Lets go through this example:

So to perform this query, our implementation might:

  • First scan through the file using fast SIMD operations (256 bytes at a time) to find all fragment-start-tag identifiers.
    • The RAN Pragma PI tells the processor that fragments (except the first) are aligned on 2^10 byte boundaries, within the first 2^7 bytes. So it only needs to go to each 1k address, then look at the first 128 bytes with one or two SIMD vector instructions, then skip the following 896 characters. (A good implementation might first test using SIMD instructions a vector of the first 16 bytes only, i.e. one cache-line, to avoid unnecessary loading of bytes.)
  • Parse the fragment start-tag for the attributes, and determines if it has a match on the name
    • It only needs to scan until '>' to find the end of the start-tag. Within that range, it can tokenize.  In fact, it only needs to look for 'name\s*\=\s*\"?' to locate the name, since @name is required here.
  • For each of these fragments for that table, find the data-rows.
    • It only needs to scan for "<data-row" to locate all data rows. There is no CDATA that could confuse it, nor < inside attribute values. Parse the element start-tag for the attributes.
  • Select the matching data-rows elements for the group and the date range, and perform the CRUD operations on the data-rows.
    • At no stage is there are requirement to read in the CSV data or completely parse the RAN document.
    • The table-rows/@applies attribute uses the ISO8601 date-time-range subset built-into RAN.  It is interpreted as follows:
      • X-X-X means any date
      • / mean until (i.e. a range
      • %1900-X-X means approximately the year 1900.  See the Grammar section.
  • Return the effective CSV to output. For each data-rows in the effective table, scan until "<" is found. If is not </data-rows it is an error. If the text has any "&" then perform character reference replacement, otherwise merely copy the text to the output.
    • In the absence of & and < in data, the original data buffer used to read the RAN-CSV file can probably be used (blocks permitting), without the need for any re-allocation.  For-example, if the whole RAN-CSV file is in-memory. 

Limitation

RAN-CSV provides no complementary mechanism for elements.  The fast runtime location of fragments is all, plus the possibility of two-part IDREFs, where the prefix of the IDREF is the @id (or @name?) of the fragment element.
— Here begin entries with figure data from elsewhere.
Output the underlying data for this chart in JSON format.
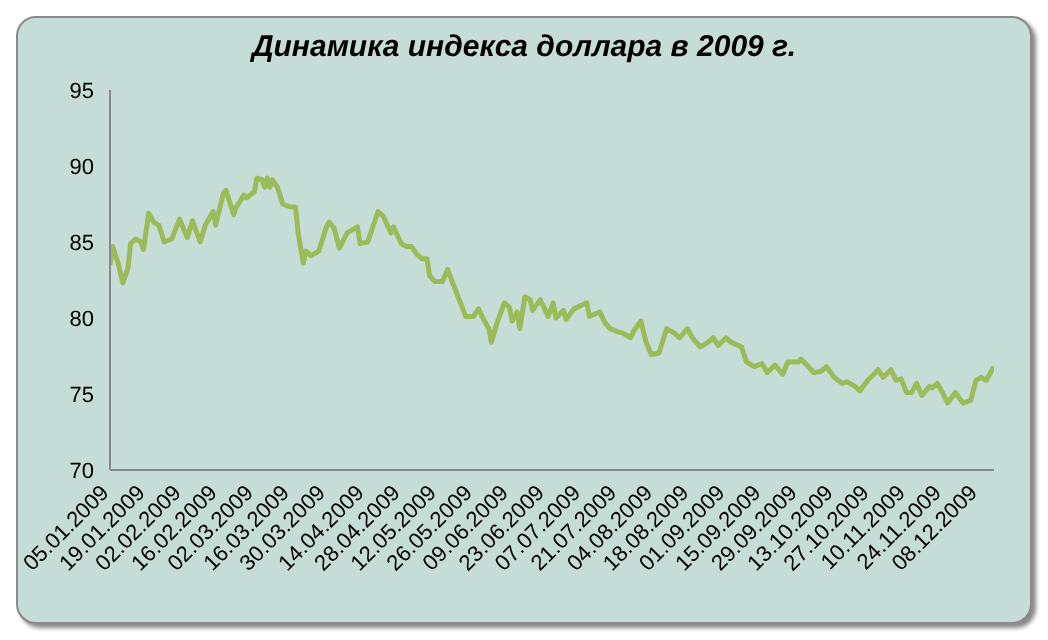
{
  "chart_data": {
    "type": "line",
    "title": "Динамика индекса доллара в 2009 г.",
    "x": [
      "2009-01-05",
      "2009-01-06",
      "2009-01-08",
      "2009-01-10",
      "2009-01-12",
      "2009-01-13",
      "2009-01-15",
      "2009-01-17",
      "2009-01-18",
      "2009-01-20",
      "2009-01-22",
      "2009-01-24",
      "2009-01-26",
      "2009-01-29",
      "2009-02-01",
      "2009-02-04",
      "2009-02-06",
      "2009-02-09",
      "2009-02-11",
      "2009-02-14",
      "2009-02-15",
      "2009-02-18",
      "2009-02-19",
      "2009-02-22",
      "2009-02-23",
      "2009-02-26",
      "2009-02-27",
      "2009-03-02",
      "2009-03-03",
      "2009-03-05",
      "2009-03-06",
      "2009-03-07",
      "2009-03-08",
      "2009-03-09",
      "2009-03-11",
      "2009-03-13",
      "2009-03-16",
      "2009-03-18",
      "2009-03-19",
      "2009-03-21",
      "2009-03-22",
      "2009-03-24",
      "2009-03-27",
      "2009-03-30",
      "2009-03-31",
      "2009-04-02",
      "2009-04-04",
      "2009-04-07",
      "2009-04-11",
      "2009-04-12",
      "2009-04-15",
      "2009-04-17",
      "2009-04-19",
      "2009-04-21",
      "2009-04-24",
      "2009-04-25",
      "2009-04-28",
      "2009-04-30",
      "2009-05-02",
      "2009-05-04",
      "2009-05-06",
      "2009-05-08",
      "2009-05-09",
      "2009-05-11",
      "2009-05-14",
      "2009-05-16",
      "2009-05-18",
      "2009-05-21",
      "2009-05-23",
      "2009-05-26",
      "2009-05-28",
      "2009-05-30",
      "2009-06-01",
      "2009-06-02",
      "2009-06-04",
      "2009-06-07",
      "2009-06-09",
      "2009-06-10",
      "2009-06-12",
      "2009-06-13",
      "2009-06-15",
      "2009-06-17",
      "2009-06-18",
      "2009-06-21",
      "2009-06-24",
      "2009-06-26",
      "2009-06-27",
      "2009-06-30",
      "2009-07-01",
      "2009-07-04",
      "2009-07-09",
      "2009-07-10",
      "2009-07-14",
      "2009-07-16",
      "2009-07-18",
      "2009-07-21",
      "2009-07-23",
      "2009-07-26",
      "2009-07-27",
      "2009-07-30",
      "2009-08-01",
      "2009-08-03",
      "2009-08-06",
      "2009-08-09",
      "2009-08-12",
      "2009-08-14",
      "2009-08-17",
      "2009-08-19",
      "2009-08-22",
      "2009-08-25",
      "2009-08-27",
      "2009-08-29",
      "2009-09-01",
      "2009-09-03",
      "2009-09-07",
      "2009-09-09",
      "2009-09-12",
      "2009-09-15",
      "2009-09-17",
      "2009-09-20",
      "2009-09-23",
      "2009-09-25",
      "2009-09-29",
      "2009-09-30",
      "2009-10-03",
      "2009-10-05",
      "2009-10-08",
      "2009-10-10",
      "2009-10-13",
      "2009-10-16",
      "2009-10-18",
      "2009-10-21",
      "2009-10-23",
      "2009-10-26",
      "2009-10-29",
      "2009-10-30",
      "2009-11-01",
      "2009-11-04",
      "2009-11-06",
      "2009-11-08",
      "2009-11-10",
      "2009-11-12",
      "2009-11-14",
      "2009-11-16",
      "2009-11-19",
      "2009-11-20",
      "2009-11-22",
      "2009-11-24",
      "2009-11-26",
      "2009-11-29",
      "2009-12-02",
      "2009-12-05",
      "2009-12-07",
      "2009-12-09",
      "2009-12-11",
      "2009-12-14"
    ],
    "series": [
      {
        "color": "#9bbb59",
        "values": [
          83.5,
          84.7,
          83.7,
          82.3,
          83.3,
          84.9,
          85.2,
          85.0,
          84.5,
          86.9,
          86.3,
          86.1,
          85.0,
          85.2,
          86.5,
          85.3,
          86.4,
          85.0,
          86.1,
          87.0,
          86.1,
          88.2,
          88.4,
          86.8,
          87.3,
          88.1,
          87.9,
          88.3,
          89.2,
          89.1,
          88.6,
          89.2,
          88.6,
          89.1,
          88.6,
          87.5,
          87.3,
          87.3,
          85.6,
          83.6,
          84.4,
          84.1,
          84.4,
          86.0,
          86.3,
          85.9,
          84.6,
          85.6,
          86.0,
          84.9,
          85.0,
          86.0,
          87.0,
          86.7,
          85.6,
          86.0,
          84.9,
          84.7,
          84.7,
          84.2,
          83.9,
          83.9,
          82.8,
          82.4,
          82.4,
          83.2,
          82.3,
          81.0,
          80.1,
          80.1,
          80.6,
          79.9,
          79.3,
          78.4,
          79.6,
          81.0,
          80.7,
          79.8,
          80.4,
          79.3,
          81.4,
          81.2,
          80.5,
          81.2,
          80.1,
          81.0,
          80.0,
          80.5,
          79.9,
          80.6,
          81.0,
          80.1,
          80.4,
          79.7,
          79.3,
          79.1,
          79.0,
          78.7,
          79.1,
          79.8,
          78.4,
          77.6,
          77.7,
          79.3,
          79.0,
          78.7,
          79.3,
          78.7,
          78.1,
          78.4,
          78.7,
          78.2,
          78.7,
          78.4,
          78.1,
          77.1,
          76.8,
          77.0,
          76.4,
          76.9,
          76.3,
          77.1,
          77.1,
          77.3,
          76.8,
          76.4,
          76.5,
          76.8,
          76.1,
          75.7,
          75.8,
          75.5,
          75.2,
          75.9,
          76.4,
          76.6,
          76.1,
          76.6,
          75.9,
          76.0,
          75.1,
          75.1,
          75.7,
          74.9,
          75.5,
          75.4,
          75.7,
          75.1,
          74.4,
          75.1,
          74.4,
          74.6,
          75.9,
          76.1,
          75.9,
          76.8
        ]
      }
    ],
    "xlim": [
      "2009-01-05",
      "2009-12-14"
    ],
    "xticks": [
      {
        "value": "2009-01-05",
        "label": "05.01.2009"
      },
      {
        "value": "2009-01-19",
        "label": "19.01.2009"
      },
      {
        "value": "2009-02-02",
        "label": "02.02.2009"
      },
      {
        "value": "2009-02-16",
        "label": "16.02.2009"
      },
      {
        "value": "2009-03-02",
        "label": "02.03.2009"
      },
      {
        "value": "2009-03-16",
        "label": "16.03.2009"
      },
      {
        "value": "2009-03-30",
        "label": "30.03.2009"
      },
      {
        "value": "2009-04-14",
        "label": "14.04.2009"
      },
      {
        "value": "2009-04-28",
        "label": "28.04.2009"
      },
      {
        "value": "2009-05-12",
        "label": "12.05.2009"
      },
      {
        "value": "2009-05-26",
        "label": "26.05.2009"
      },
      {
        "value": "2009-06-09",
        "label": "09.06.2009"
      },
      {
        "value": "2009-06-23",
        "label": "23.06.2009"
      },
      {
        "value": "2009-07-07",
        "label": "07.07.2009"
      },
      {
        "value": "2009-07-21",
        "label": "21.07.2009"
      },
      {
        "value": "2009-08-04",
        "label": "04.08.2009"
      },
      {
        "value": "2009-08-18",
        "label": "18.08.2009"
      },
      {
        "value": "2009-09-01",
        "label": "01.09.2009"
      },
      {
        "value": "2009-09-15",
        "label": "15.09.2009"
      },
      {
        "value": "2009-09-29",
        "label": "29.09.2009"
      },
      {
        "value": "2009-10-13",
        "label": "13.10.2009"
      },
      {
        "value": "2009-10-27",
        "label": "27.10.2009"
      },
      {
        "value": "2009-11-10",
        "label": "10.11.2009"
      },
      {
        "value": "2009-11-24",
        "label": "24.11.2009"
      },
      {
        "value": "2009-12-08",
        "label": "08.12.2009"
      }
    ],
    "ylim": [
      70,
      95
    ],
    "yticks": [
      70,
      75,
      80,
      85,
      90,
      95
    ],
    "marker": "none",
    "line_style": "solid"
  }
}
One intent of RAN-CSV is to show how the provision of fast-accessible fragments, a lazily parseable syntax with no modes, etc,  can be a springboard for new uses of markup languages, and for applying markup languages to areas that they have been excluded from for performance and complexity reason, in real life.  Some of the conventions proposed could also be done with XML; but they have not, and so the XML ecosystem does not have APIs etc to support it out-of-the-box.  My feeling would be that RAN ecosystem would be better to start with a good complement of these kind of capabilities.  If RAN systems merely parse the whole document into a DOM, as the only mode of processing, it would defeat much of the purpose.

Possibility: Index

Define a fragment that can appear at the end, such as

<<<data-index>>>
  <data-table index-in-bytes="2345" name:="drug" ... >
    <data-rows value-index-in-bytes="1367" value-length="86" group=:"pain" ... />
    <data-rows value-index-in-bytes="1367" value-length="92" group=:"vaccine" ... />
    ...
  </data-table>
  <data-table ... >
    ...
<<</data-index>>

This has byte offsets to each data-row, allowing the grouping, CRUD assembling and locating to be done only using this index, without have to parse the document at all. An indexing function could add this. It could be searched for by searching backwards from the end of the document for  the first (i.e., the last) <<[^/] delimiter, then seeing if it is a data-index.  Other data-index fragments in the document would be ignored.